California Supreme Court Gives Employee Two Bites of the Class Action Apple
On June 30, 2022, the Supreme Court of California issued a decision in Grande v. Eisenhower Medical Center, No. S261247, that could have a far-reaching impact on the relationships between staffing companies and their clients.
FlexCare, a staffing agency, assigned Lynn Grande to work as a nurse at Eisenhower Medical Center for approximately one week. FlexCare and Eisenhower Medical Center were parties to a written contract that provided that FlexCare “‘retain[ed] … exclusive and total legal responsibility as the employer of Staff,’ including ‘the obligation to ensure full compliance with and satisfaction of’ wage and hour requirements.” The contract also provided that FlexCare would indemnify Eisenhower Medical Center. Grande brought a class action alleging violations of the California Labor Code against only FlexCare based solely on her work assignment at Eisenhower Medical Center. Grande claimed, among other things, that FlexCare had failed to provide the putative class with compliant meal periods and rest breaks and failed to pay overtime wages. Eisenhower Medical Center was not named as a defendant in this first action.

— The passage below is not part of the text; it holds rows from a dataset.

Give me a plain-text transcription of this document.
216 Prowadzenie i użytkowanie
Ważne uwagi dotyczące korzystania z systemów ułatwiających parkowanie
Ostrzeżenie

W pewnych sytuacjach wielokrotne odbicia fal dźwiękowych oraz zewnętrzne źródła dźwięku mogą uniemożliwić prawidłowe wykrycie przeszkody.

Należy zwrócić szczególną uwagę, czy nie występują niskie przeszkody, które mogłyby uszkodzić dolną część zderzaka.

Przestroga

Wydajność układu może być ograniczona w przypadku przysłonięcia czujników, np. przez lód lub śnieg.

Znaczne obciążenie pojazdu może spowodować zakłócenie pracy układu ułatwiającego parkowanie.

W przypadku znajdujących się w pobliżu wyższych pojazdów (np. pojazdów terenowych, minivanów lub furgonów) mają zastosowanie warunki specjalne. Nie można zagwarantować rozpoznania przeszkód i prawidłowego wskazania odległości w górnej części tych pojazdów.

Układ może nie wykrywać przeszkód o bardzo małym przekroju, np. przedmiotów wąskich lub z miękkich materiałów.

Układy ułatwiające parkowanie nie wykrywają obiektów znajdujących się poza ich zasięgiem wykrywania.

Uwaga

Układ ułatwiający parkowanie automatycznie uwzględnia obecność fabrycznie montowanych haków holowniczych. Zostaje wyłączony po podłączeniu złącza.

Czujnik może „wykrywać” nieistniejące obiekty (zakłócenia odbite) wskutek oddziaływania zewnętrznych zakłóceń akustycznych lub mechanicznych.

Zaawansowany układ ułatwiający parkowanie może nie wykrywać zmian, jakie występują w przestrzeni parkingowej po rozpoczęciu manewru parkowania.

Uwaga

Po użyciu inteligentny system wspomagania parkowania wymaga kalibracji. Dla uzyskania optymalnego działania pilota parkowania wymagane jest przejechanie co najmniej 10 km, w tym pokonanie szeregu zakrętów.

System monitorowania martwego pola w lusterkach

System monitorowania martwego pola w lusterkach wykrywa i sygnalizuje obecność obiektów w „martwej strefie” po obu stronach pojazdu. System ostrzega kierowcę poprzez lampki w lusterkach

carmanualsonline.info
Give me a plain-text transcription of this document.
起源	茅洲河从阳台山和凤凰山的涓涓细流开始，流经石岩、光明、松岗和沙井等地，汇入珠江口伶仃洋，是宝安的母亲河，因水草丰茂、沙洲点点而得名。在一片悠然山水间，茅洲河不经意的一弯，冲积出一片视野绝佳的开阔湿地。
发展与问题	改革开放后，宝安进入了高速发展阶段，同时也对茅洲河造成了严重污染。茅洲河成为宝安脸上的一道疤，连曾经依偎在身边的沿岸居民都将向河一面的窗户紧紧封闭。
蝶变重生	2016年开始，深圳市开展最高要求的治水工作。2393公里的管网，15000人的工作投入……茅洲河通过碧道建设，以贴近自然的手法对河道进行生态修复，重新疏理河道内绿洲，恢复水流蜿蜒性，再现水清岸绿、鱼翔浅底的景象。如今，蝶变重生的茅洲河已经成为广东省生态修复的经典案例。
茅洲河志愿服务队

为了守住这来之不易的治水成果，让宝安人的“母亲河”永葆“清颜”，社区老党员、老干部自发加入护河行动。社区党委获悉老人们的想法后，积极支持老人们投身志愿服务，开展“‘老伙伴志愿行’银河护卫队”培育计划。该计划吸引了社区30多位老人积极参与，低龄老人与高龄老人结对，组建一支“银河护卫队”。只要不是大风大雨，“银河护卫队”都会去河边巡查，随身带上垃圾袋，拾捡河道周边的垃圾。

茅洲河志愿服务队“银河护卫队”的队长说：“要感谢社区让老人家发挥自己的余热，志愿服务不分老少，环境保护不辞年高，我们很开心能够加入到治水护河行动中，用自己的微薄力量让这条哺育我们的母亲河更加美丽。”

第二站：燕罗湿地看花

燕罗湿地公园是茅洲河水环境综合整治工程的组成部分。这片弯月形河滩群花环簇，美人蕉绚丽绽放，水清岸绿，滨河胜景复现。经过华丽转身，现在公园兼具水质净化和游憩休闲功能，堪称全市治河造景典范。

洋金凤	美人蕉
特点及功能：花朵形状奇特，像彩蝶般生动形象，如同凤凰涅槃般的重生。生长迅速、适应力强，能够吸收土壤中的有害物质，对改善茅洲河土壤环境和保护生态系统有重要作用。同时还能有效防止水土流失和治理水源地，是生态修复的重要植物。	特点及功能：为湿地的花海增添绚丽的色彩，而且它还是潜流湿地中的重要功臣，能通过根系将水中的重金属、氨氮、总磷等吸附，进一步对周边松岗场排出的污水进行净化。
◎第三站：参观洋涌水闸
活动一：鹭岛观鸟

FlexCare settled with the class. Grande executed a release of claims against FlexCare and the trial court entered judgment against FlexCare. Following final approval of the class settlement with FlexCare, Grande filed a second class action against Eisenhower Medical Center only. The action against Eisenhower Medical Center contained the same claims as Grande’s lawsuit against FlexCare.
FlexCare intervened in the action, arguing that Grande was precluded from bringing a separate lawsuit against Eisenhower Medical Center because she had settled her claims against the hospital in the prior class action. The trial court ruled that Eisenhower Medical Center was not a released party under the settlement agreement and that res judicata did not bar the action because Eisenhower Medical Center was neither a party to the prior litigation nor in privity with the staffing agency. The court of appeal agreed with the trial court.
The California Supreme Court’s Decision
The issue before the California Supreme Court was whether “a class of workers [may] bring a wage and hour class action against a staffing agency, settle that lawsuit with a stipulated judgment that releases all of the staffing agency’s agents, and then bring a second class action premised on the same alleged wage and hour violations against the staffing agency’s client.”
The California Supreme Court held that because Eisenhower Medical Center was not named as a released party in the FlexCare settlement with Grande, Eisenhower Medical Center could not use the judgment against FlexCare as a shield (res judicata) against Grande’s subsequent claims. The court held that FlexCare and Eisenhower Medical Center did not have “‘an identity or community of interest’” in the first lawsuit and that Eisenhower Medical Center and FlexCare could not rely on the indemnification provision in their contract or the agency relationship between them.
While the court expressly stated that the Grande decision was “fact- and case-specific,” the plaintiffs’ bar will likely seek to adapt the logic and reasoning of the decision to current and future litigation involving staffing companies and/or their clients.
To minimize the risk of a similar result in class and California Private Attorneys General Act (PAGA) actions, employers may want to ensure that contracts between staffing companies and their clients contain indemnity and other provisions that expressly detail the roles and responsibilities of each party to the agreement in the event that a current or former employee of the staffing company initiates a class and/or PAGA action. Employers may also want to review the release language in settlement agreements in these actions to ensure that the release covers, if appropriate, both the staffing company and the client.